By Sharon Robb
PEMBROKE PINES, May 10, 2021–In the last twelve years, Michelle Marinheiro not only grew up as a swimmer at South Florida Aquatic Club but as a person.
It was only natural she follow in the footsteps of her older sisters, Marcella and Melissa, both longtime SOFLO swimmers.
“I started swimming at SOFLO because of my two older sisters,” she said. “I was always around there. I would run around the pool deck and people were scared I was going to jump in but my mom would say, ‘it’s okay, she loves the water.’
“I always like to say I was born into it, because I really didn’t have a choice. I remember sleeping on the pool deck when I was little while my mom and sisters were swimming. I found out I could sleep through everything.”
Marinheiro, 18, who graduates from West Broward High School on June 10, forged friendships with coaches and swimmers with memories at SOFLO that will last a lifetime.
Asked what she will miss the most, Marinheiro said “I guess basically everything. SOFLO is like a family. You fight and bicker sometimes, but there are moments where everyone comes together and has your back. I have a lot of memories.”
While living in Brazil, her mother put her in the water when she was 3 months old to make her water-safe. When they were in South Florida for the summer, she started lessons with SOFLO Coach George Mersinger at age 4 1/2. Since then Marinheiro is one of the few swimmers in the program that has worked with every member of the coaching staff.
She played soccer when she was young in Brazil and flag football in eighth grade in South Florida, but swimming became her passion.
“I think when I was with Coach Rose and started getting better I actually thought I could do this,” Michelle said. “When I moved into Travis (Lockie) group I realized I really did enjoy the sport. It wasn’t just something I was put into because of my sisters.”
There were times Marinheiro had her doubts.
“Like any sport, there are some points where you feel like you are doing everything you can, but the results aren’t showing,” she said. “You just have to be patient. I learned that the hard way because I am kind of stubborn.
“Your brain eventually clicks that you can do it. The moment you step back and listen to what your coaches are telling you to do, it will click. They are giving you everything you need to succeed but it’s up to you to use it and make something out of it.
“My advice to the younger kids would be ‘as much as it feels like whatever you are doing is not enough, keep doing it because it does take time to get where you want to be. Take the time that you need and you will get there eventually.'”
After her father passed away, Marinheiro was away from the pool off and on for about five to six months. She came back stronger than ever and knows he is always with her. At Senior Championships she competed in the mile after only two weeks of training.
“My teammates needed the points and I wanted to see what I could do. I was a minute slower but after I finished the event it showed me that I could do it no matter what happens. As long as you try and do what you have to do, the outcome is unlimited. It definitely motivates you.”

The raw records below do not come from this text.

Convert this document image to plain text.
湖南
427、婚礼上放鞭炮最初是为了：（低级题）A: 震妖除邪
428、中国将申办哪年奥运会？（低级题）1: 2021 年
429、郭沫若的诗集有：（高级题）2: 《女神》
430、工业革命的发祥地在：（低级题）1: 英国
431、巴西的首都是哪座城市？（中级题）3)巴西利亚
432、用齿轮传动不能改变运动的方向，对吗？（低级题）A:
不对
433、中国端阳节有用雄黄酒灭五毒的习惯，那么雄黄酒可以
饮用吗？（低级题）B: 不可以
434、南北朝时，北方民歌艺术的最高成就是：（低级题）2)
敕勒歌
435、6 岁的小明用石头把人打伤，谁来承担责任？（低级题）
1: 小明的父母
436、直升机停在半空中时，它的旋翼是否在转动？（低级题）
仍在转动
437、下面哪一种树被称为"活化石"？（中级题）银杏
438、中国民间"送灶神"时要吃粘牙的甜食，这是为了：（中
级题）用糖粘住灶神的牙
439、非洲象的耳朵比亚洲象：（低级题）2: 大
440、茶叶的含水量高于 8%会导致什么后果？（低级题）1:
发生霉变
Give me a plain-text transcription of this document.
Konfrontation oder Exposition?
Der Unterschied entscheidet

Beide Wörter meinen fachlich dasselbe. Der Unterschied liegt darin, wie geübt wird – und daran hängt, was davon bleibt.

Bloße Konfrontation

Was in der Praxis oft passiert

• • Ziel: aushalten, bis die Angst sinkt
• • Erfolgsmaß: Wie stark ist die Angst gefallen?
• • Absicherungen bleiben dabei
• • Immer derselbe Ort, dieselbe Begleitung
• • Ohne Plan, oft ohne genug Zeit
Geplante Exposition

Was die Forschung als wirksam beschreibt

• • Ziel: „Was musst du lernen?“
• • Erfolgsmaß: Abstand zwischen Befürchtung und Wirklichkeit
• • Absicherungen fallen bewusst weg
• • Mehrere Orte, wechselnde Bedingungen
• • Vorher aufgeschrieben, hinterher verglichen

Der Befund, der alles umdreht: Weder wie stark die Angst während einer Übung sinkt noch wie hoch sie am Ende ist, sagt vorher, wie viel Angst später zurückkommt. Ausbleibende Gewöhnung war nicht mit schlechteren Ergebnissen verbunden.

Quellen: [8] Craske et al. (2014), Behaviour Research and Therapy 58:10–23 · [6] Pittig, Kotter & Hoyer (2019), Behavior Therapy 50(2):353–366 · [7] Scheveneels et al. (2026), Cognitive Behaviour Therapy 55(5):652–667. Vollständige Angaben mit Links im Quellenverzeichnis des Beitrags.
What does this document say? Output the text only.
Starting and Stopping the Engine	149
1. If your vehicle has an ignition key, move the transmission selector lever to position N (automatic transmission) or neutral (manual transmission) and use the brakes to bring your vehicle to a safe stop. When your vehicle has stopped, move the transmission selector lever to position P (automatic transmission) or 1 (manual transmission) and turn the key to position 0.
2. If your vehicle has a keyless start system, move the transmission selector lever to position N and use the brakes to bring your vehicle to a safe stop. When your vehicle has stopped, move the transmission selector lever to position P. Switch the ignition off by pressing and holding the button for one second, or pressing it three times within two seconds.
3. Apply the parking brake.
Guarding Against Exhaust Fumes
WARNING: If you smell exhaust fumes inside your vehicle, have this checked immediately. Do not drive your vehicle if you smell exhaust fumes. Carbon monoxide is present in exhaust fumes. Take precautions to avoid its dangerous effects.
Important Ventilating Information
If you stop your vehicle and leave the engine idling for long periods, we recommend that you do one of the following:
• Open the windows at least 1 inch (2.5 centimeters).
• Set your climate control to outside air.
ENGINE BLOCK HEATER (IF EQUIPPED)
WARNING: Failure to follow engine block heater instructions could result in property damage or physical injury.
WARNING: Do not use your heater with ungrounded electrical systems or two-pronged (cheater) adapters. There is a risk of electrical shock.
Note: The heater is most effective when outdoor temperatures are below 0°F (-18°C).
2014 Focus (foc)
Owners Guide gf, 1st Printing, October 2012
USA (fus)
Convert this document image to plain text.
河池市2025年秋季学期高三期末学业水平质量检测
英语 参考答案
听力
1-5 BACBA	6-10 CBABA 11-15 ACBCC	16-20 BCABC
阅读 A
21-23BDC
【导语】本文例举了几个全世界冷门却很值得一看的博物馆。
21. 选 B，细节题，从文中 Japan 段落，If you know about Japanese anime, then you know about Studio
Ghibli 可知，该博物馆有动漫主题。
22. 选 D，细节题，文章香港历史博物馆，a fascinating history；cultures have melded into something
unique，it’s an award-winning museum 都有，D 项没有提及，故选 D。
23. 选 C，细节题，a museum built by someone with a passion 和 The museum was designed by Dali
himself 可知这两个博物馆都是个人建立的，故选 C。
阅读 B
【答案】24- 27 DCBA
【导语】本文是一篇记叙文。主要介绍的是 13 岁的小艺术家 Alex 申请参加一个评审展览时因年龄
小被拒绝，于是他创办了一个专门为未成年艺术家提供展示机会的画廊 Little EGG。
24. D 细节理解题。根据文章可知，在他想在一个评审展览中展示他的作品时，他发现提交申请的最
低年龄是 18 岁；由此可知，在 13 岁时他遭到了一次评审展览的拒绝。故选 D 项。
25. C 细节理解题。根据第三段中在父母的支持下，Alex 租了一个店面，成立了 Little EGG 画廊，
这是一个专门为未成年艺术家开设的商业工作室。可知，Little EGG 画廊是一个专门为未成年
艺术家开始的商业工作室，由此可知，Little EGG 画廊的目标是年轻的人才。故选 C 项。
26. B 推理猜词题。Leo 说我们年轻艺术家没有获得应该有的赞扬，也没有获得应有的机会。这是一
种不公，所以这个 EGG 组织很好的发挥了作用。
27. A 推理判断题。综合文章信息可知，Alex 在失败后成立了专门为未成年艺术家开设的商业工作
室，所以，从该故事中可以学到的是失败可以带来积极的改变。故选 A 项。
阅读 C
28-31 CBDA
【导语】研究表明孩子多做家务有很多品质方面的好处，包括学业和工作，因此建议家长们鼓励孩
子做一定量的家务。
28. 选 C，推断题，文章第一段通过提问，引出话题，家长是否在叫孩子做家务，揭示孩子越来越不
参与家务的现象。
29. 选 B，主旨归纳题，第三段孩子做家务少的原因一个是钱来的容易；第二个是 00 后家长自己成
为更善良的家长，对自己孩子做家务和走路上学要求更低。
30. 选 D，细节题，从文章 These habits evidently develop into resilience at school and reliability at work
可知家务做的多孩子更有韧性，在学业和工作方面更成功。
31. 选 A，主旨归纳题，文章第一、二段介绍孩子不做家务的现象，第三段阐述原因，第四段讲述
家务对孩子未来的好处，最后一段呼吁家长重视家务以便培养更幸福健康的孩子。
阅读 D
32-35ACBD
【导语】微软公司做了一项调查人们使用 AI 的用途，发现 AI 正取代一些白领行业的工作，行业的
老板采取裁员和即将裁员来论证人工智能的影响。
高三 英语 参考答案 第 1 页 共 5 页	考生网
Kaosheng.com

Swimming has helped her with everyday life including time management and discipline. If she wasn’t swimming, she said she would be doing performing arts or theater in school.
“Swimming has actually helped me a lot and given me a sense of responsibility,” Marinheiro said. “It helps you understand you have to get things done and prioritize your time. You have to wake up in the morning at 5 a.m. You have practice, then 10 minutes to get ready for school and then after school literally eating in the car before another practice, then homework and going to sleep on time.”
Like her teammates, she managed to survive the COVID-19 pandemic lockdown with zoom dryland workouts and some limited training in her grandmother’s community pool before it was closed.
“At first we thought it would be two weeks, a little break to chill but after it hit the third week we were like seriously, we just want to go outside and get back in the pool,” she said. “The zoom drylands were a bit more of normalcy in a situation that wasn’t normal. It started getting better as time progressed.
“When we finally got back in the pool the first day I was flying through the water. The second day I was swimming so slow. It took a while to get back to where I was.”
Marinheiro is undecided about college but said “I am definitely going to keep swimming for a long time. I really do enjoy the sport. I like the feeling of just swimming.”
She’s also been a role model and when needed helps coach young SOFLO swimmers just coming up including Little Dipper Ellie Phan, at 6, the youngest to compete in several local meets. She wrote a card to Marinheiro that touched her heart.
“She said that because of how I helped her that she basically started to love the sport and to me that really hit home,” Marinheiro said fighting back tears. “The fact that you can share your love for the sport with somebody, it’s the best feeling in the world…a really rewarding feeling and it makes me realize why I do love the sport.”
Marinheiro is one of 23 graduating seniors who will be honored Sunday, May 23 during Seniors Night in an intimate setting at Academic Village Pool. “I can’t promise anything, but I will try not to cry,” she said. “I will bring tissues.”